Em uma viela o rato estava remexendo porcarias em busca de alimento, era um ratinho esperto, bem ágil, mas meio azarado seus outros colegas ratos eram mais rápidos do que ele e ele acabava ficando sempre com as sobras das sobras. Mas não se importava muito com isso pois ficava de barriga cheia e dizia aos seus colegas ratos: - Sabe um dia ainda vou encontrar um lugar onde os restos de comida sejam de primeira, com sobras grandes, um lugar quente, seco bem grande e arejado. Os outros ratos riram dele, e continuaram suas aventuras pelo bairro sem ligar muito para o sonho utópico do pequeno rato.

Em um dia de chuva no meio de sua busca pela sobrevivência o pequeno rato andava pela vizinhança na busca de comida, quando sentiu o cheiro de atum, viu uma lata na guia e foi até lá, ao se aproximar da lata com atum começou a saborear a refeição, ouviu um rugido seu coração acelerou, seus orelhas ficaram tesas e sua calda parecia um espeto de tão espigada, seus pelos estavam todos em pé, ouviu outro rugido, olhou para todos os lados ecoava assombrado pelas redondezas, foi quando o rato viu, um vulto enorme se aproximando um gato, mais parecia um tigre a seus miúdos olhos com miados assustadores, soam em seus ouvidos como um rugido de um leão, não teve dúvida pôs-se a correr o mais rápido que pôde.
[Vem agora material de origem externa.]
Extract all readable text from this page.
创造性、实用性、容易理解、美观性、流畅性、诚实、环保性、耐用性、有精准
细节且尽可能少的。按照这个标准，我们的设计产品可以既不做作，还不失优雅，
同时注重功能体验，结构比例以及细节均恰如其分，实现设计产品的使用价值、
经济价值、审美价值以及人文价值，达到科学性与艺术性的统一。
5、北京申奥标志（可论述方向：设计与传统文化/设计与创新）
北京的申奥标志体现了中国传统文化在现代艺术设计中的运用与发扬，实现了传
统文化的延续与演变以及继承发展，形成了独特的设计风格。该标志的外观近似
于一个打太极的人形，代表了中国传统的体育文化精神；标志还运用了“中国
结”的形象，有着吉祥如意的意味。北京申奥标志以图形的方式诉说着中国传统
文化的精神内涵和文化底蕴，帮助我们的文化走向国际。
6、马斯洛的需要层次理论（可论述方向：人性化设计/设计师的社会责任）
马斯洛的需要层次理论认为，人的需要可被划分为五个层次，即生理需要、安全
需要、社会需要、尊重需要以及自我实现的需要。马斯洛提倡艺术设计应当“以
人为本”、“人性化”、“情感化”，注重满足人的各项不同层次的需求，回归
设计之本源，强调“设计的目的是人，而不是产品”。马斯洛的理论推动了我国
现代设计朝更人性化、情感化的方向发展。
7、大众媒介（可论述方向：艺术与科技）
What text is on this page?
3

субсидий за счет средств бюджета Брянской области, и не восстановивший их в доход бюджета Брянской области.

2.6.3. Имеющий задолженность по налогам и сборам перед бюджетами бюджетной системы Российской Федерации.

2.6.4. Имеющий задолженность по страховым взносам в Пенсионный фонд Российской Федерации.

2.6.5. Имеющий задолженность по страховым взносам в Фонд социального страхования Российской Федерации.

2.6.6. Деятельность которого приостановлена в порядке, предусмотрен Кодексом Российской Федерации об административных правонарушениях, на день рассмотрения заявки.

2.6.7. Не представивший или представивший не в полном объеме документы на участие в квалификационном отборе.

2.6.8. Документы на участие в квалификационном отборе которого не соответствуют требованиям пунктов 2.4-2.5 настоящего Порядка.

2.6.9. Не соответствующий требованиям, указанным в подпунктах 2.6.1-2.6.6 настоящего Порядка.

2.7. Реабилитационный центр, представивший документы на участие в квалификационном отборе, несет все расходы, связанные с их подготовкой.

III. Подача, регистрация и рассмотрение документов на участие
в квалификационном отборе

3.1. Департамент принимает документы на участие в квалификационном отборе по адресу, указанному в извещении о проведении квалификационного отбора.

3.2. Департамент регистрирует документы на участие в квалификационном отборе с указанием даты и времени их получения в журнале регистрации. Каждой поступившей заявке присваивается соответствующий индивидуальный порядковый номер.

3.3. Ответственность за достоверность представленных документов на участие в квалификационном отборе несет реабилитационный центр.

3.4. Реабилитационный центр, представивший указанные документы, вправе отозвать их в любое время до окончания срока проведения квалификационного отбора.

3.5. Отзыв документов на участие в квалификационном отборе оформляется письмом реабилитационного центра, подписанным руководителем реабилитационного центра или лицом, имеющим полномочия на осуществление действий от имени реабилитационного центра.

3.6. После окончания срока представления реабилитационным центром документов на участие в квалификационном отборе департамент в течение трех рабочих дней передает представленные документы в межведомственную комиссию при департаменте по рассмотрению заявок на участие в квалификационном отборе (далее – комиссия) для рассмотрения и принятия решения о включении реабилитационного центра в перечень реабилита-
A chuva fazia verdadeiros lagos na calçada. O gato o viu correndo e foi atrás, parou perto da lata de atum comeu os restos e continuo atrás do rato que estava apavorado, ele caiu na sarjeta da calçada e a água o levou às bocas de lobo para sua sorte estavam entupidas na primeira curva o rato foi arremessado pela correnteza para fora da água se esborrachando em uma moita, a perseguição continuou o gato atrás do rato.

Gatos matam ratos por diversão. O pequeno rato se lembrou disso enquanto corria um de seus avós havia lhe dito, que os grandes animais brincavam com os ratos até matá-los, de vez em quando os comiam, a vida do pequeno rato que suava frio passava como um filme pela sua mente, se urinava enquanto corria, entrou no meio do mato, com o gato atrás que de um salto dentro do mato quase pega o pequeno rato. O gato continuou a persegui-lo implacavelmente, o rato viu uma parede ao lado no meio do mato e começou a escalar a parede toda, quando viu um buraco por onde sai água, o gato se preparava para outro bote, o rato se apercebeu disso e entrou pela parte de cima do orifício, o gato saltou de novo e se estatelou na parede, o rato passou pelo vão viu um gigantesca porta aberta, entrou era uma casa. Passado o susto entrou debaixo da mobília.

Estava tão extenuado o pequeno camundongo que acabou por dormir ali mesmo debaixo de um armário, uma hora depois, acordou ao ouvir passos, orelhas em pé, olhos bem abertos nariz aguçado, o rato se pôs a bisbilhotar, era um humano de estatura média e meio gordo, que acabara de chegar e se dirigiu para um dos aposentos da casa passando por um corredor o rato saiu debaixo da mobília e foi atrás pelas frestas da casa, o homem voltou do aposento e foi para a cozinha e começou a tirar coisas da geladeira e por no fogão que havia acendido, o rato começou a sentir o cheiro e disse: - Hum! Oba é aqui mesmo. Que fomeeeee! O rato aguardou o homem preparar a comida e fazer sua refeição enquanto olhava com ansiedade os pedacinhos de pão que caiam no chão. Quando o homem terminou de comer, ele se levantou foi até o banheiro escovar os dentes, tudo muito rápido, parecia estar com pressa, ele foi até a porta abriu, não estava chovendo mais e saiu de novo. O rato não se fez de rogado, quando viu que a barra estava limpa, foi em disparada para a cozinha e fez a festa. - Uh, quanta comida, restos de primeira. Esse lugar o céu em vida, quente, seco e com muita comida, paraíso dos ratos. Após uma ceia muito farta o rato ficou bodiado foi até um outro cômodo da casa, entrou de baixo de um sofá e foi tirar uma ciesta com a barriga bem cheia.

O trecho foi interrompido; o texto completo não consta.